La cloche a sonné

Film français de Bruno Herbulot

Avec Fabrice Luchini, François Cluzet, Elsa Zylberstein

Sortie le 17-08-2005
 
   

Par Jérémie Kessler


Durée: 1h35

 
 
   

Un non qui cloche

Des inconnus se retrouvent dans une maison à la campagne pour un séjour psychothérapeutique, mené par Simon Arcos (Fabrice Luchini), afin de « retrouver leur Moi intérieur ».

Par cette situation de départ, et dès les premières scènes, La cloche a sonné pose l’un des grands problèmes de la petite comédie française contemporaine : la clôture. S’instituant dans une maison de campagne, postulant même son retrait du monde, le film entre dans un système fermé, confiné dans ses problèmes, domestiques, d’intérieur : petites histoires de couples, petits dérangements entre amis (car, dans les scènes d’intérieur françaises, chacun dérange l’autre, des cons des films de Francis Veber, des fauteurs de troubles de Mariages à la célibataire de Voisins, voisines, comme si, bien que le monde extérieur semble trop dangereux pour être filmé, il n’y avait, dans les retranchements – immeubles, maisons de campagne, et appartements bourgeois – pas assez de place pour tout le monde). Enfermés, dans la maison comme dans leurs petits soucis, loin de tout, les personnages, les caractères, sont obtus, sans consistance, et sans intérêt. Dans cet univers étriqué, qui s’exclut de la cité pour refuser la politique, découvrir une « croustille » (une chips) sur le sol, entendre quelqu’un en manger la nuit, alors que c’est contre les règles, sont les seules inquiétudes, les seuls drames qui subsistent et dont il faut parler.

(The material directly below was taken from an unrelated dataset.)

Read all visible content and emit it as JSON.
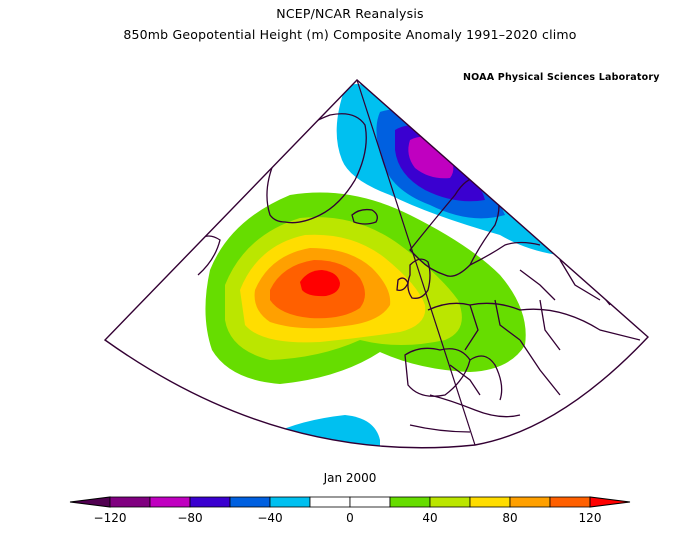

Mais c’est, en fait, pour Fabrice Luchini, qu’un tel système - si c’en est un - est mis en place. C’est autour de lui qu’est resserré le monde extérieur. Se vouant entièrement à son acteur principal, le film s’arrange pour lui laisser la place, le champ libre, un espace le moins encombré et le plus large possibles : maison, prés, et forêt. Les membres du groupe eux-mêmes se révèlent vite des faire-valoir de l’acteur, ses appuis, interlocuteurs dociles dont il se sert pour briller. Lorsque le groupe est filmé en plan général, Luchini, en contre-champ, est isolé, en gros plan. Il prend son temps. Il savoure le plaisir, réciproque, d’être seul devant la caméra. Si par hasard le plan le lie aux autres personnages du film, il s’en distingue en haussant la voix, parlant, quoi qu’il arrive, plus fort qu’eux, plus fort que tous, que les autres, qui finissent par se taire. Soit, comme le montre la scène où il continue à parler seul alors que personne n’est derrière lui, il n’a pas besoin d’eux ; soit, si, quand même, ils sont là, il en attend un consentement passif (à ce qu’il propose) ; agrément sans lequel, comme lorsque, dans la cuisine, les participants demandent un changement des méthodes de la thérapie et qu’ après un temps d’étonnement silencieux, catégorique, il répond « ça va pas du tout », il ne peut plus ni agir ni parler.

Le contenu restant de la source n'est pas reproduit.